Le TTIP peut et doit être sauvé. Mais cela suppose des inflexions majeures dans la méthode de négociation comme dans son contenu. Dès lors qu’elle traite moins de droits de douane que de protection du consommateur, de barrières aux échanges que de gestion des risques, de production que de régulation, de commerce que de justice, la négociation du traité ne peut rester le monopole des diplomates ; elle doit s’ouvrir aux acteurs politiques et sociaux. Le secret qui entoure les sessions de travail, symbolisé par les restrictions qui encadrent l’accès aux documents par les parlementaires, est totalement contreproductif, car il nourrit les oppositions. La transparence demeure la meilleure arme contre les fantasmes.
L’accord doit donner la priorité à l’accès aux marchés, notamment pour les PME, par des mesures concrètes telles que l’adoption de formulaires uniques pour les exportations. Par ailleurs, doit être affirmé un principe de convergence vers le haut des normes sanitaires, sociales et environnementales. Contrairement à un préjugé largement répandu, la protection du consommateur américain est loin d’être systématiquement inférieure à celle dont bénéficient les Européens, comme l’a souligné avec éclat le Dieselgate de Volkswagen. La reconnaissance mutuelle de la meilleure protection permettrait de rassurer les consommateurs de part et d’autre de l’Atlantique.

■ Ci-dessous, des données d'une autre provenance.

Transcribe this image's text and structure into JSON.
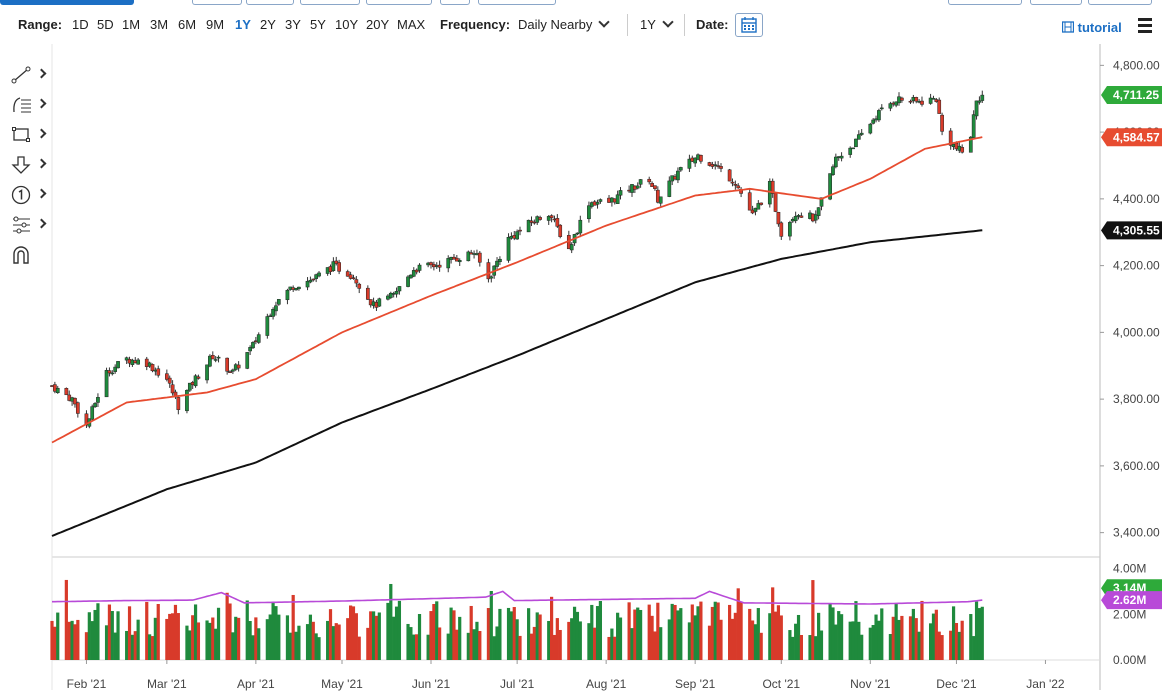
{
  "toolbar": {
    "range_label": "Range:",
    "ranges": [
      "1D",
      "5D",
      "1M",
      "3M",
      "6M",
      "9M",
      "1Y",
      "2Y",
      "3Y",
      "5Y",
      "10Y",
      "20Y",
      "MAX"
    ],
    "active_range": "1Y",
    "frequency_label": "Frequency:",
    "frequency_value": "Daily Nearby",
    "period_value": "1Y",
    "date_label": "Date:",
    "tutorial_label": "tutorial"
  },
  "icons": {
    "calendar": "calendar-icon",
    "menu": "hamburger-menu-icon",
    "tutorial": "film-icon",
    "tools": [
      "trendline-icon",
      "fibonacci-icon",
      "rectangle-icon",
      "arrow-down-icon",
      "numbered-marker-icon",
      "indicator-settings-icon",
      "magnet-icon"
    ]
  },
  "colors": {
    "up": "#1f8a3d",
    "down": "#d83a2a",
    "ma50": "#e74c30",
    "ma200": "#111111",
    "volume_avg": "#b84ad8",
    "badge_last": "#2eaa3a",
    "badge_ma50": "#e74c30",
    "badge_ma200": "#111111",
    "badge_vol_avg": "#b84ad8"
  },
  "chart_data": {
    "type": "candlestick",
    "price_ticks": [
      "4,800.00",
      "4,600.00",
      "4,400.00",
      "4,200.00",
      "4,000.00",
      "3,800.00",
      "3,600.00",
      "3,400.00"
    ],
    "price_tick_values": [
      4800,
      4600,
      4400,
      4200,
      4000,
      3800,
      3600,
      3400
    ],
    "ylim": [
      3330,
      4840
    ],
    "x_tick_labels": [
      "Feb '21",
      "Mar '21",
      "Apr '21",
      "May '21",
      "Jun '21",
      "Jul '21",
      "Aug '21",
      "Sep '21",
      "Oct '21",
      "Nov '21",
      "Dec '21",
      "Jan '22"
    ],
    "x_tick_dates": [
      "2021-02-01",
      "2021-03-01",
      "2021-04-01",
      "2021-05-01",
      "2021-06-01",
      "2021-07-01",
      "2021-08-01",
      "2021-09-01",
      "2021-10-01",
      "2021-11-01",
      "2021-12-01",
      "2022-01-01"
    ],
    "x_range": [
      "2021-01-20",
      "2022-01-20"
    ],
    "last_date": "2021-12-10",
    "last_price": "4,711.25",
    "last_price_value": 4711.25,
    "ma50_value": "4,584.57",
    "ma50_value_num": 4584.57,
    "ma200_value": "4,305.55",
    "ma200_value_num": 4305.55,
    "close_path": [
      [
        "2021-01-20",
        3840
      ],
      [
        "2021-01-27",
        3800
      ],
      [
        "2021-02-01",
        3720
      ],
      [
        "2021-02-08",
        3880
      ],
      [
        "2021-02-15",
        3920
      ],
      [
        "2021-02-22",
        3910
      ],
      [
        "2021-03-01",
        3860
      ],
      [
        "2021-03-05",
        3780
      ],
      [
        "2021-03-10",
        3850
      ],
      [
        "2021-03-17",
        3930
      ],
      [
        "2021-03-24",
        3880
      ],
      [
        "2021-03-31",
        3960
      ],
      [
        "2021-04-07",
        4080
      ],
      [
        "2021-04-14",
        4140
      ],
      [
        "2021-04-21",
        4160
      ],
      [
        "2021-04-28",
        4200
      ],
      [
        "2021-05-05",
        4170
      ],
      [
        "2021-05-12",
        4080
      ],
      [
        "2021-05-19",
        4110
      ],
      [
        "2021-05-26",
        4190
      ],
      [
        "2021-06-02",
        4200
      ],
      [
        "2021-06-09",
        4220
      ],
      [
        "2021-06-16",
        4240
      ],
      [
        "2021-06-21",
        4160
      ],
      [
        "2021-06-28",
        4280
      ],
      [
        "2021-07-06",
        4330
      ],
      [
        "2021-07-12",
        4360
      ],
      [
        "2021-07-19",
        4250
      ],
      [
        "2021-07-26",
        4390
      ],
      [
        "2021-08-02",
        4390
      ],
      [
        "2021-08-09",
        4430
      ],
      [
        "2021-08-16",
        4460
      ],
      [
        "2021-08-19",
        4400
      ],
      [
        "2021-08-26",
        4480
      ],
      [
        "2021-09-02",
        4530
      ],
      [
        "2021-09-08",
        4500
      ],
      [
        "2021-09-15",
        4450
      ],
      [
        "2021-09-21",
        4350
      ],
      [
        "2021-09-27",
        4440
      ],
      [
        "2021-10-01",
        4300
      ],
      [
        "2021-10-06",
        4360
      ],
      [
        "2021-10-13",
        4340
      ],
      [
        "2021-10-20",
        4520
      ],
      [
        "2021-10-27",
        4570
      ],
      [
        "2021-11-03",
        4650
      ],
      [
        "2021-11-10",
        4700
      ],
      [
        "2021-11-17",
        4690
      ],
      [
        "2021-11-24",
        4700
      ],
      [
        "2021-11-26",
        4600
      ],
      [
        "2021-12-01",
        4550
      ],
      [
        "2021-12-03",
        4540
      ],
      [
        "2021-12-06",
        4590
      ],
      [
        "2021-12-08",
        4700
      ],
      [
        "2021-12-10",
        4711
      ]
    ],
    "ma50_path": [
      [
        "2021-01-20",
        3670
      ],
      [
        "2021-02-15",
        3790
      ],
      [
        "2021-03-15",
        3820
      ],
      [
        "2021-04-01",
        3860
      ],
      [
        "2021-05-01",
        4000
      ],
      [
        "2021-06-01",
        4110
      ],
      [
        "2021-07-01",
        4210
      ],
      [
        "2021-08-01",
        4320
      ],
      [
        "2021-09-01",
        4410
      ],
      [
        "2021-09-20",
        4430
      ],
      [
        "2021-10-15",
        4400
      ],
      [
        "2021-11-01",
        4460
      ],
      [
        "2021-11-20",
        4550
      ],
      [
        "2021-12-10",
        4585
      ]
    ],
    "ma200_path": [
      [
        "2021-01-20",
        3390
      ],
      [
        "2021-03-01",
        3530
      ],
      [
        "2021-04-01",
        3610
      ],
      [
        "2021-05-01",
        3730
      ],
      [
        "2021-06-01",
        3830
      ],
      [
        "2021-07-01",
        3930
      ],
      [
        "2021-08-01",
        4040
      ],
      [
        "2021-09-01",
        4150
      ],
      [
        "2021-10-01",
        4220
      ],
      [
        "2021-11-01",
        4270
      ],
      [
        "2021-12-10",
        4306
      ]
    ],
    "volume": {
      "ticks": [
        "4.00M",
        "2.00M",
        "0.00M"
      ],
      "tick_values": [
        4.0,
        2.0,
        0.0
      ],
      "ylim": [
        0,
        4.2
      ],
      "last_value": "3.14M",
      "last_value_num": 3.14,
      "avg_value": "2.62M",
      "avg_value_num": 2.62,
      "avg_path": [
        [
          "2021-01-20",
          2.55
        ],
        [
          "2021-02-15",
          2.6
        ],
        [
          "2021-03-10",
          2.62
        ],
        [
          "2021-03-20",
          2.95
        ],
        [
          "2021-03-28",
          2.5
        ],
        [
          "2021-05-01",
          2.58
        ],
        [
          "2021-06-20",
          2.75
        ],
        [
          "2021-06-26",
          3.0
        ],
        [
          "2021-06-30",
          2.6
        ],
        [
          "2021-09-01",
          2.7
        ],
        [
          "2021-09-06",
          3.0
        ],
        [
          "2021-09-18",
          2.5
        ],
        [
          "2021-11-01",
          2.45
        ],
        [
          "2021-12-05",
          2.55
        ],
        [
          "2021-12-10",
          2.62
        ]
      ]
    }
  }
}
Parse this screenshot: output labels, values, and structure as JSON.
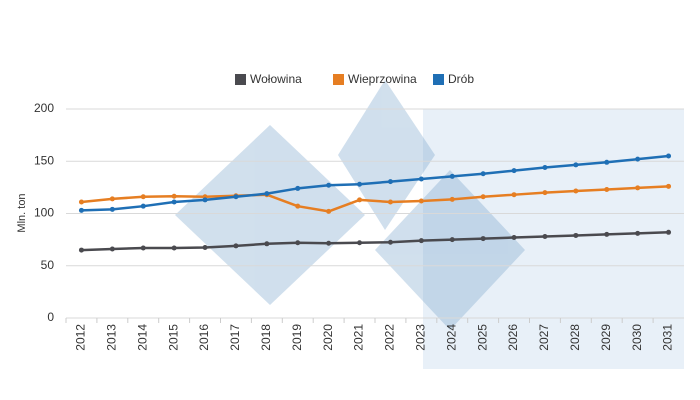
{
  "chart_data": {
    "type": "line",
    "y_label": "Mln. ton",
    "categories": [
      "2012",
      "2013",
      "2014",
      "2015",
      "2016",
      "2017",
      "2018",
      "2019",
      "2020",
      "2021",
      "2022",
      "2023",
      "2024",
      "2025",
      "2026",
      "2027",
      "2028",
      "2029",
      "2030",
      "2031"
    ],
    "series": [
      {
        "name": "Wołowina",
        "color": "#4a4a4f",
        "values": [
          65,
          66,
          67,
          67,
          67.5,
          69,
          71,
          72,
          71.5,
          72,
          72.5,
          74,
          75,
          76,
          77,
          78,
          79,
          80,
          81,
          82
        ]
      },
      {
        "name": "Wieprzowina",
        "color": "#e67e22",
        "values": [
          111,
          114,
          116,
          116.5,
          116,
          117,
          118,
          107,
          102,
          113,
          111,
          112,
          113.5,
          116,
          118,
          120,
          121.5,
          123,
          124.5,
          126
        ]
      },
      {
        "name": "Drób",
        "color": "#1f6fb5",
        "values": [
          103,
          104,
          107,
          111,
          113,
          116,
          119,
          124,
          127,
          128,
          130.5,
          133,
          135.5,
          138,
          141,
          144,
          146.5,
          149,
          152,
          155
        ]
      }
    ],
    "ylim": [
      0,
      200
    ],
    "yticks": [
      0,
      50,
      100,
      150,
      200
    ],
    "grid": true
  }
}
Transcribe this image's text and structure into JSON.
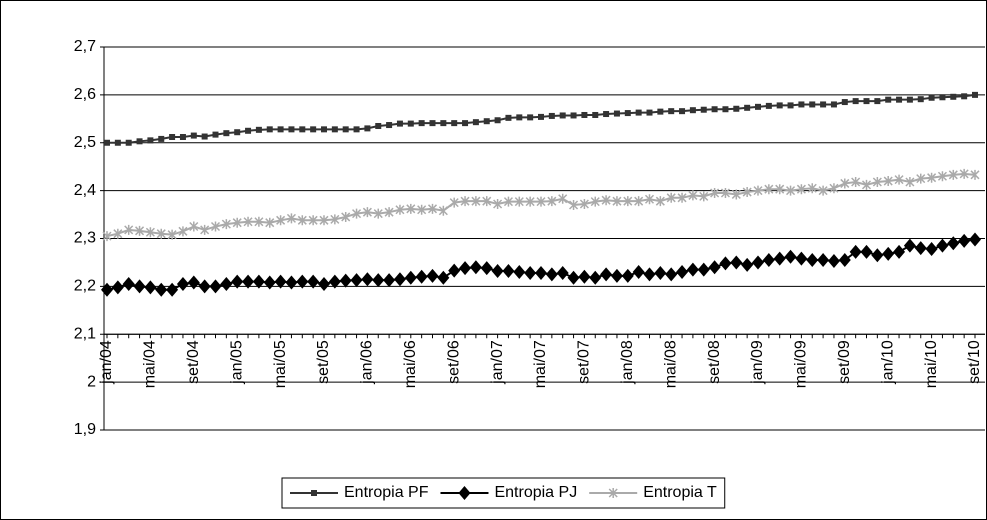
{
  "chart_data": {
    "type": "line",
    "categories": [
      "jan/04",
      null,
      null,
      null,
      "mai/04",
      null,
      null,
      null,
      "set/04",
      null,
      null,
      null,
      "jan/05",
      null,
      null,
      null,
      "mai/05",
      null,
      null,
      null,
      "set/05",
      null,
      null,
      null,
      "jan/06",
      null,
      null,
      null,
      "mai/06",
      null,
      null,
      null,
      "set/06",
      null,
      null,
      null,
      "jan/07",
      null,
      null,
      null,
      "mai/07",
      null,
      null,
      null,
      "set/07",
      null,
      null,
      null,
      "jan/08",
      null,
      null,
      null,
      "mai/08",
      null,
      null,
      null,
      "set/08",
      null,
      null,
      null,
      "jan/09",
      null,
      null,
      null,
      "mai/09",
      null,
      null,
      null,
      "set/09",
      null,
      null,
      null,
      "jan/10",
      null,
      null,
      null,
      "mai/10",
      null,
      null,
      null,
      "set/10"
    ],
    "series": [
      {
        "name": "Entropia PF",
        "color": "#333333",
        "marker": "square",
        "values": [
          2.5,
          2.5,
          2.5,
          2.503,
          2.505,
          2.508,
          2.512,
          2.512,
          2.515,
          2.513,
          2.517,
          2.52,
          2.522,
          2.525,
          2.527,
          2.528,
          2.528,
          2.528,
          2.528,
          2.528,
          2.528,
          2.528,
          2.528,
          2.528,
          2.53,
          2.535,
          2.537,
          2.54,
          2.54,
          2.541,
          2.541,
          2.541,
          2.541,
          2.541,
          2.543,
          2.545,
          2.547,
          2.552,
          2.553,
          2.553,
          2.554,
          2.556,
          2.557,
          2.557,
          2.558,
          2.558,
          2.56,
          2.561,
          2.562,
          2.563,
          2.563,
          2.565,
          2.566,
          2.566,
          2.568,
          2.569,
          2.57,
          2.57,
          2.571,
          2.573,
          2.575,
          2.577,
          2.578,
          2.578,
          2.58,
          2.58,
          2.58,
          2.58,
          2.585,
          2.587,
          2.587,
          2.587,
          2.59,
          2.59,
          2.59,
          2.591,
          2.594,
          2.595,
          2.596,
          2.597,
          2.6
        ]
      },
      {
        "name": "Entropia PJ",
        "color": "#000000",
        "marker": "diamond",
        "values": [
          2.193,
          2.198,
          2.205,
          2.2,
          2.198,
          2.193,
          2.193,
          2.205,
          2.208,
          2.2,
          2.2,
          2.205,
          2.21,
          2.21,
          2.21,
          2.208,
          2.21,
          2.208,
          2.21,
          2.21,
          2.205,
          2.21,
          2.212,
          2.213,
          2.215,
          2.213,
          2.213,
          2.215,
          2.218,
          2.22,
          2.222,
          2.218,
          2.233,
          2.238,
          2.24,
          2.238,
          2.232,
          2.232,
          2.23,
          2.228,
          2.228,
          2.225,
          2.228,
          2.218,
          2.22,
          2.218,
          2.225,
          2.222,
          2.222,
          2.23,
          2.225,
          2.228,
          2.225,
          2.23,
          2.235,
          2.235,
          2.24,
          2.248,
          2.25,
          2.245,
          2.25,
          2.255,
          2.258,
          2.262,
          2.258,
          2.255,
          2.255,
          2.253,
          2.255,
          2.272,
          2.272,
          2.265,
          2.268,
          2.272,
          2.285,
          2.28,
          2.278,
          2.285,
          2.29,
          2.295,
          2.298
        ]
      },
      {
        "name": "Entropia T",
        "color": "#aaaaaa",
        "marker": "star",
        "values": [
          2.305,
          2.31,
          2.318,
          2.316,
          2.313,
          2.31,
          2.308,
          2.315,
          2.325,
          2.318,
          2.325,
          2.33,
          2.333,
          2.335,
          2.335,
          2.333,
          2.338,
          2.342,
          2.338,
          2.338,
          2.338,
          2.34,
          2.345,
          2.352,
          2.355,
          2.352,
          2.355,
          2.36,
          2.362,
          2.36,
          2.362,
          2.358,
          2.375,
          2.378,
          2.378,
          2.378,
          2.372,
          2.377,
          2.377,
          2.377,
          2.377,
          2.378,
          2.383,
          2.37,
          2.372,
          2.377,
          2.38,
          2.378,
          2.378,
          2.378,
          2.382,
          2.378,
          2.385,
          2.385,
          2.39,
          2.388,
          2.395,
          2.395,
          2.392,
          2.397,
          2.4,
          2.403,
          2.403,
          2.4,
          2.403,
          2.405,
          2.4,
          2.405,
          2.415,
          2.418,
          2.412,
          2.418,
          2.42,
          2.423,
          2.418,
          2.425,
          2.427,
          2.43,
          2.433,
          2.435,
          2.433
        ]
      }
    ],
    "ylim": [
      1.9,
      2.7
    ],
    "yticks": [
      {
        "value": 1.9,
        "label": "1,9"
      },
      2,
      {
        "value": 2.1,
        "label": "2,1"
      },
      {
        "value": 2.2,
        "label": "2,2"
      },
      {
        "value": 2.3,
        "label": "2,3"
      },
      {
        "value": 2.4,
        "label": "2,4"
      },
      {
        "value": 2.5,
        "label": "2,5"
      },
      {
        "value": 2.6,
        "label": "2,6"
      },
      {
        "value": 2.7,
        "label": "2,7"
      }
    ],
    "x_axis_crosses": 2.1,
    "grid": true,
    "legend": "bottom"
  }
}
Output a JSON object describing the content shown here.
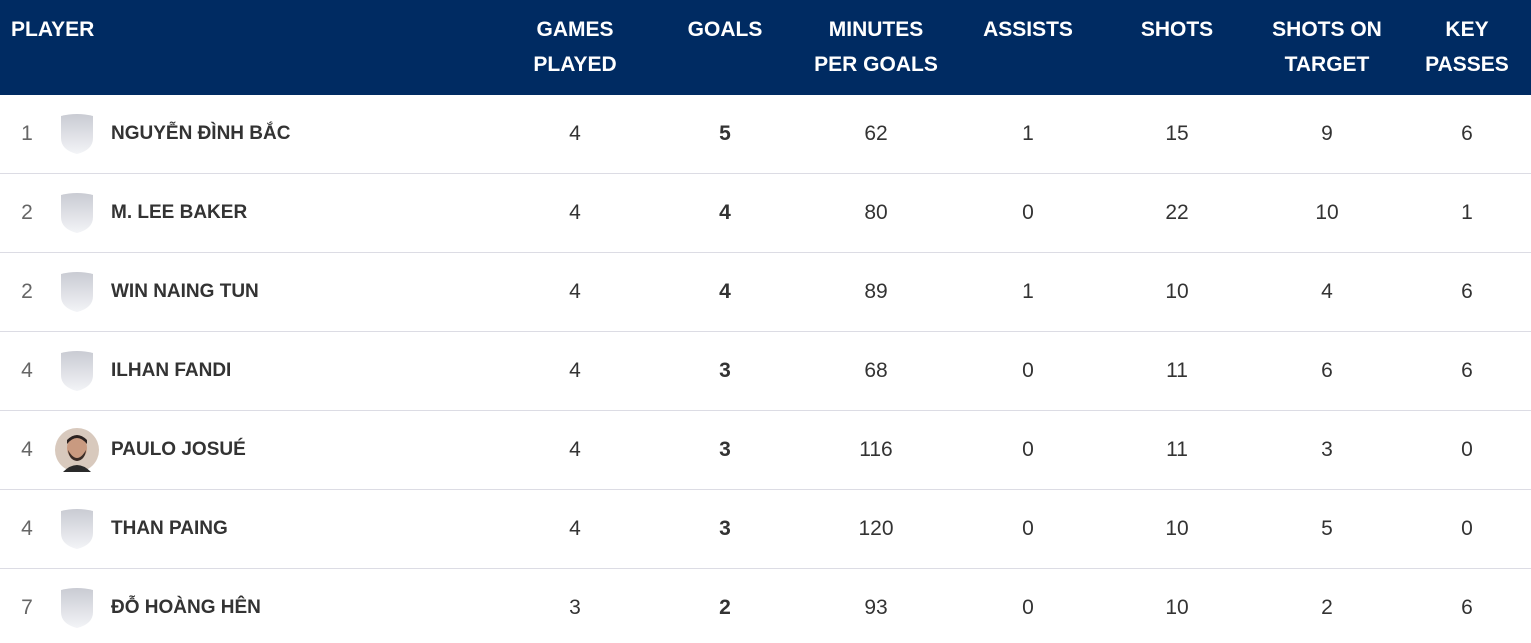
{
  "table": {
    "headers": [
      [
        "PLAYER"
      ],
      [
        "GAMES",
        "PLAYED"
      ],
      [
        "GOALS"
      ],
      [
        "MINUTES",
        "PER GOALS"
      ],
      [
        "ASSISTS"
      ],
      [
        "SHOTS"
      ],
      [
        "SHOTS ON",
        "TARGET"
      ],
      [
        "KEY",
        "PASSES"
      ]
    ],
    "rows": [
      [
        "1",
        "NGUYỄN ĐÌNH BẮC",
        "4",
        "5",
        "62",
        "1",
        "15",
        "9",
        "6"
      ],
      [
        "2",
        "M. LEE BAKER",
        "4",
        "4",
        "80",
        "0",
        "22",
        "10",
        "1"
      ],
      [
        "2",
        "WIN NAING TUN",
        "4",
        "4",
        "89",
        "1",
        "10",
        "4",
        "6"
      ],
      [
        "4",
        "ILHAN FANDI",
        "4",
        "3",
        "68",
        "0",
        "11",
        "6",
        "6"
      ],
      [
        "4",
        "PAULO JOSUÉ",
        "4",
        "3",
        "116",
        "0",
        "11",
        "3",
        "0"
      ],
      [
        "4",
        "THAN PAING",
        "4",
        "3",
        "120",
        "0",
        "10",
        "5",
        "0"
      ],
      [
        "7",
        "ĐỖ HOÀNG HÊN",
        "3",
        "2",
        "93",
        "0",
        "10",
        "2",
        "6"
      ]
    ]
  }
}
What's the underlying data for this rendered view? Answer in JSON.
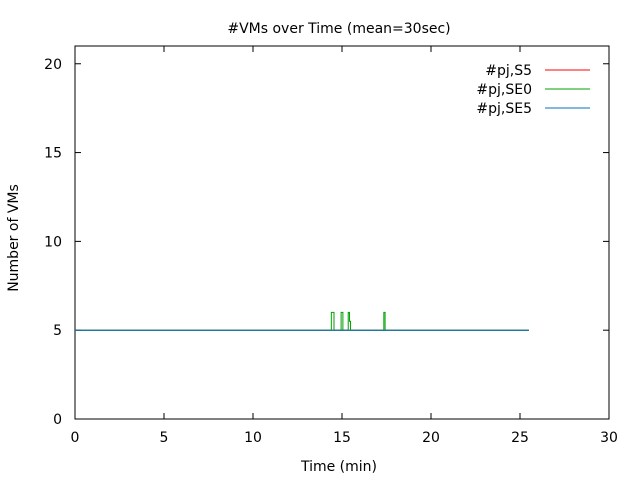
{
  "chart_data": {
    "type": "line",
    "title": "#VMs over Time (mean=30sec)",
    "xlabel": "Time (min)",
    "ylabel": "Number of VMs",
    "xlim": [
      0,
      30
    ],
    "ylim": [
      0,
      21
    ],
    "xticks": [
      0,
      5,
      10,
      15,
      20,
      25,
      30
    ],
    "yticks": [
      0,
      5,
      10,
      15,
      20
    ],
    "grid": false,
    "legend_position": "top-right",
    "series": [
      {
        "name": "#pj,S5",
        "color": "#ff0000",
        "x": [
          0,
          25.5
        ],
        "y": [
          5,
          5
        ]
      },
      {
        "name": "#pj,SE0",
        "color": "#00a000",
        "x": [
          0,
          14.4,
          14.4,
          14.55,
          14.55,
          14.95,
          14.95,
          15.05,
          15.05,
          15.35,
          15.35,
          15.42,
          15.42,
          15.48,
          15.48,
          17.35,
          17.35,
          17.42,
          17.42,
          25.5
        ],
        "y": [
          5,
          5,
          6,
          6,
          5,
          5,
          6,
          6,
          5,
          5,
          6,
          6,
          5.5,
          5.5,
          5,
          5,
          6,
          6,
          5,
          5
        ]
      },
      {
        "name": "#pj,SE5",
        "color": "#0070c0",
        "x": [
          0,
          25.5
        ],
        "y": [
          5,
          5
        ]
      }
    ]
  }
}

Enfin, il est bien vrai que les États-Unis, au XXIe siècle, projettent davantage leur puissance impériale par le droit et les technologies que par les GI. Le TTIP ne doit en aucun cas légitimer la position dominante conquise par les Gafam, qui constitue une menace pour la concurrence comme pour les libertés publiques, ou reconnaître le droit de transférer et s’approprier des données personnelles. Pour sa part, la controverse sur la résolution des contentieux en matière d’investissements peut être résolue par le recours non pas à l’arbitrage mais à un tribunal permanent de quinze juges indépendants, sur le modèle de l’accord conclu entre l’Union européenne et le Canada en septembre 2014.
La nature sans précédent du TTIP explique les crispations et les oppositions qu’il suscite et qui ne pourront être désarmées que par un patient travail de pédagogie. Voilà pourquoi la volonté d’avancer à marche forcée pour conclure à tout prix avant la fin de l’année 2016 est une erreur. Mieux vaut accepter un calendrier long et séquencer cette négociation très complexe, ce qui laissera le temps nécessaire à sa compréhension et à l’appropriation de ses résultats par les responsables politiques et les opinions. Pour réussir, le TTIP doit innover non seulement dans la définition du libre-échange, mais dans la manière d’articuler la diplomatie économique à l’information et au jugement des citoyens.